El 24 de enero se conmemora el Día Internacional de la Educación porque la educación fue reconocida oficialmente como un derecho humano clave y una herramienta central para el desarrollo, la igualdad y la democracia, no solo como un servicio.

¿Por qué el 24 de enero?

La fecha fue establecida por la Asamblea General de las Naciones Unidas en 2018, a partir de una propuesta impulsada por la UNESCO. El objetivo fue darle centralidad política a la educación en un contexto global marcado por desigualdades, conflictos, pobreza y exclusión.

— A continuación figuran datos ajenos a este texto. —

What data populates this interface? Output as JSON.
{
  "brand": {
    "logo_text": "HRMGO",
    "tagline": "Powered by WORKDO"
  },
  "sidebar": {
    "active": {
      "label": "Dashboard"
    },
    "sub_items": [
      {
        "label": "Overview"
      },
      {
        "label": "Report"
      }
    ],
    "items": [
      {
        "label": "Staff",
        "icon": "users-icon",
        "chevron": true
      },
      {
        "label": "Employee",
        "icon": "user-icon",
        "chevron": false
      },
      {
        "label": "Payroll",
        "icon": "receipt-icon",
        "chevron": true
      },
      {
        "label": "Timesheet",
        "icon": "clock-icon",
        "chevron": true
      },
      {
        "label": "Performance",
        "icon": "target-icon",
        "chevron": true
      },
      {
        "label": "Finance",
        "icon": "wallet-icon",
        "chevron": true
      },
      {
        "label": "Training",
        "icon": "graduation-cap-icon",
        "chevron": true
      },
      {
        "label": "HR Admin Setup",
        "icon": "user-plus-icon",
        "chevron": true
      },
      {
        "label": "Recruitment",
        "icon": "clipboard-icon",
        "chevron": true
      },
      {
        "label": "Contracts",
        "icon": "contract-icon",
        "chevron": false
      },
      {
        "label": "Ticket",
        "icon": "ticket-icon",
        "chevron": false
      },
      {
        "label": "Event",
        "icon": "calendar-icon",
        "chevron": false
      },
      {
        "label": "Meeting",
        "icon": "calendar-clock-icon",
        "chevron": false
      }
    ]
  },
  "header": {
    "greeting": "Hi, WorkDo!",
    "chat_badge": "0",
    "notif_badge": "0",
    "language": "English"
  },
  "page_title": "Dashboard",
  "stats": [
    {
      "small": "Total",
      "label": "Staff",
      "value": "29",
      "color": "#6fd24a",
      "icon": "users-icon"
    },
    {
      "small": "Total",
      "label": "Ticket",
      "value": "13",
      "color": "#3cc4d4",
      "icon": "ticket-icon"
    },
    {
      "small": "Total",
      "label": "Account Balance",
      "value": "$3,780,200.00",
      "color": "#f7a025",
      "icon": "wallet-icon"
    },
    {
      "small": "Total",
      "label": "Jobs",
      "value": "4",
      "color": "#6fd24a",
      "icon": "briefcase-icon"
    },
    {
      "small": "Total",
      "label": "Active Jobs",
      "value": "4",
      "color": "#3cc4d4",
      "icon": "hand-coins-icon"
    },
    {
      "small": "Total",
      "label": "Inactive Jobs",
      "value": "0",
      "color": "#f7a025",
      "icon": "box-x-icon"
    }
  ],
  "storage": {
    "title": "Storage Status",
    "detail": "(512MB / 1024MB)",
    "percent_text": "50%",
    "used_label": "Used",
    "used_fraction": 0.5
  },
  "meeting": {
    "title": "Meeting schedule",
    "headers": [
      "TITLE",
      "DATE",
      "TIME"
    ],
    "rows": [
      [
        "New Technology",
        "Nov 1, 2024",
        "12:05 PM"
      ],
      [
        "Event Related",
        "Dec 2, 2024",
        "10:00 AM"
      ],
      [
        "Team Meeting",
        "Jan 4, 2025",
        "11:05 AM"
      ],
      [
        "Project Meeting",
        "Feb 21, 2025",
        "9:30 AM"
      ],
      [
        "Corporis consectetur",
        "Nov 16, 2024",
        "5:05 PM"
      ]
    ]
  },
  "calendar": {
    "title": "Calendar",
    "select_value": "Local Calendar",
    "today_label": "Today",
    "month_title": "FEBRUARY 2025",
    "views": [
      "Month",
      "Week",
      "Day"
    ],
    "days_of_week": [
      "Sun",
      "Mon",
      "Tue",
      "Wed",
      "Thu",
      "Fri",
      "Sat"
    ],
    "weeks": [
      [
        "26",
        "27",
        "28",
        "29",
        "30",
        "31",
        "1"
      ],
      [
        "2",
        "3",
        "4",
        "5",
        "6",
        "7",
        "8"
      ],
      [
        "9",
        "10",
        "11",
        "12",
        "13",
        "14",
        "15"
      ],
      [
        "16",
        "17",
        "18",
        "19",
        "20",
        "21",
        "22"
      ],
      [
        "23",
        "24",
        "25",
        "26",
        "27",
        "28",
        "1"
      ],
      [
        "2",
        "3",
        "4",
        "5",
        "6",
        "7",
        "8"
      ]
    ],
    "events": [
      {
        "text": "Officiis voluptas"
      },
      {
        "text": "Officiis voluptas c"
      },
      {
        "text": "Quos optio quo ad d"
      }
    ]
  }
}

No se eligió para celebrar logros, sino para llamar la atención sobre una crisis estructural: millones de personas siguen sin acceso real a una educación de calidad.

¿Qué busca este día?

El Día Internacional de la Educación busca dejar en claro tres cosas:

  1. La educación es un derecho humano, no un privilegio ni un gasto.
  2. Sin educación no hay desarrollo sostenible, ni crecimiento económico justo, ni democracia sólida.
  3. La desigualdad educativa reproduce la desigualdad social.

Por eso, la ONU plantea que la educación es la base para reducir la pobreza, garantizar derechos, promover la igualdad de género y construir sociedades más justas.

¿Cuál es la problemática de fondo?

A nivel mundial:

  • Millones de niñas, niños y adolescentes están fuera del sistema educativo.
  • Otros millones asisten a la escuela, pero no aprenden lo básico.
  • La pobreza, el trabajo infantil, los conflictos armados y la desigualdad de género siguen siendo barreras centrales.
  • La educación suele ser una de las primeras áreas recortadas en contextos de crisis económica.

En síntesis: el problema no es solo el acceso, sino la calidad, la permanencia y la igualdad de oportunidades.

¿Por qué sigue siendo relevante hoy?

Porque en el mundo actual:

  • El conocimiento define quién accede a trabajo, derechos y participación política.
  • La brecha digital profundizó desigualdades educativas.
  • Sin educación crítica, crece la desinformación y se debilita la democracia.

Por eso, el 24 de enero no es una mera efeméride simbólica: es una advertencia política.